Ele aponta também para as profundas mudanças na comunicação, que devem se acelerar com o uso mais intenso das redes no contexto pandêmico atual. “O controle social no passado era feito por grupos, como famílias, escolas, vizinhos, empresas. Coisas mais ou menos estáticas, que apresentavam e protagonizavam os papéis da pauta dos padrões ideais da cultura. No entanto, os grupos portadores da cultura se fragmentaram e diluíram, e a comunicação passou a assumir a função de controle social”, afirmou.
Segundo ele, essas mudanças decorrem da perda de um “princípio ordenador”, devido a nossa opção por uma moral leiga. Sem ele, os modelos de ordem e as consciências assim ordenadas seriam coisas do passado. “A comunicação é o controle e a mídia atualmente, do ponto de vista tecnológico, passou a ser uma coisa muito poderosa. Uma gestalt de luzes, cores e sons, operando nos dois lados do cérebro, impactando fortemente as pessoas. Seu impacto é tal que ela ganha força de realidade. Mas é uma realidade editada. Dessa forma, não pode haver uma discussão crítica de coisa alguma. São impactos sucessivos impondo uma ‘realidade’ sempre editada, compromissada, relativamente, com a veridicidade. Uma visão de mundo programada por terceiros. Pode ser mais uma desorganização grave a causar problemas à democracia”, complementou.

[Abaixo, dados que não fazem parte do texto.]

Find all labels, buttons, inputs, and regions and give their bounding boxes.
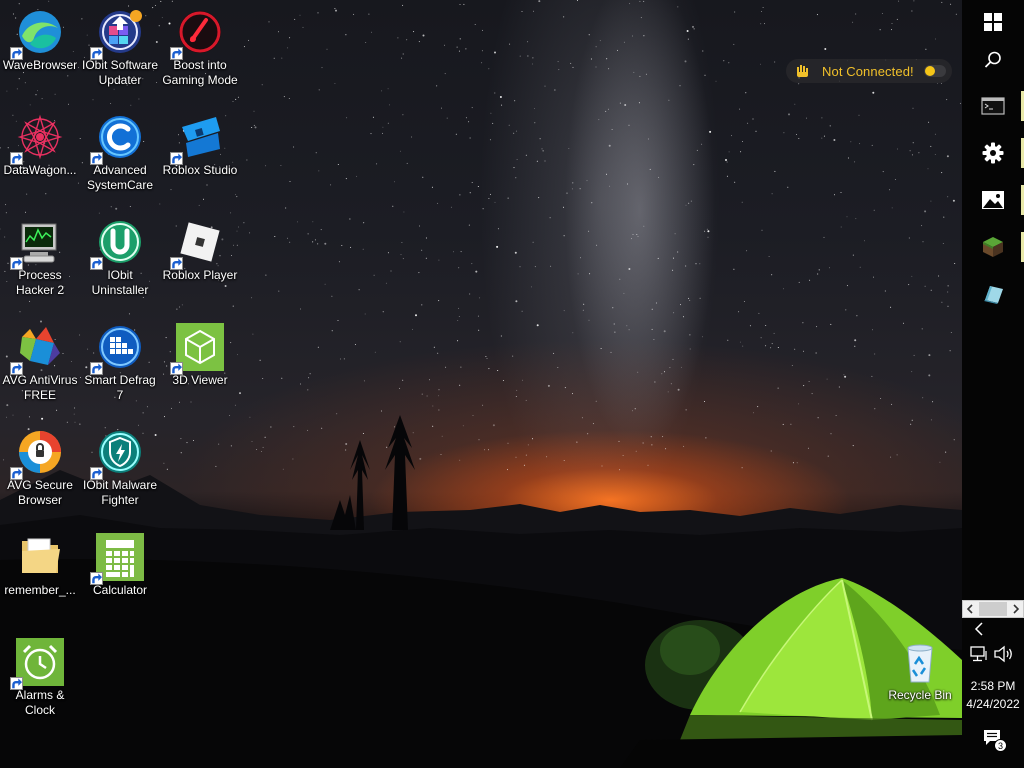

Outro ponto abordado pelo palestrante trata da formação de valor. Na visão de Milani, a tragédia da pandemia resta agravada pelos problemas preexistentes da ordem social e econômica vigente. “Vivemos um cinismo generalizado que vai ter por efeito um potencial destruidor muito grande, ainda mais em um país cuja ordem econômica não é mais suficiente para gerar emprego. Não há condições para a fábrica de camisas de Taubaté competir com a fábrica do Vietnã”, disse, apontando uma série de motivos, decorrentes das diferenças geopolíticas e econômicas e do custo da mão de obra no contexto euro-asiático, onde há 2,5 bilhões de trabalhadores com baixa remuneração.
Comentou que no Brasil um dos únicos fatores de produção que podemos estressar é o trabalho, aumentando as dificuldades da mão de obra que está em situação cada vez mais precária. Para ele, a redução de gastos com saúde tornou mais grave a cruel a atual pandemia. “A insuficiente reprodução do valor na economia levou-nos a política do cobertor curto, que é uma consequência da reforma da Previdência, que tira recursos da população mais pobre para gerar alívio fiscal. As consequências da insuficiência econômica grave de parte expressiva da população agrava a pandemia e é grave ameaça à democracia. Não devemos esquecer que tem sido a reprodução ampliada do valor que tem permitido a democracia e o desenvolvimento nas sociedades ocidentais”, acrescentou o professor.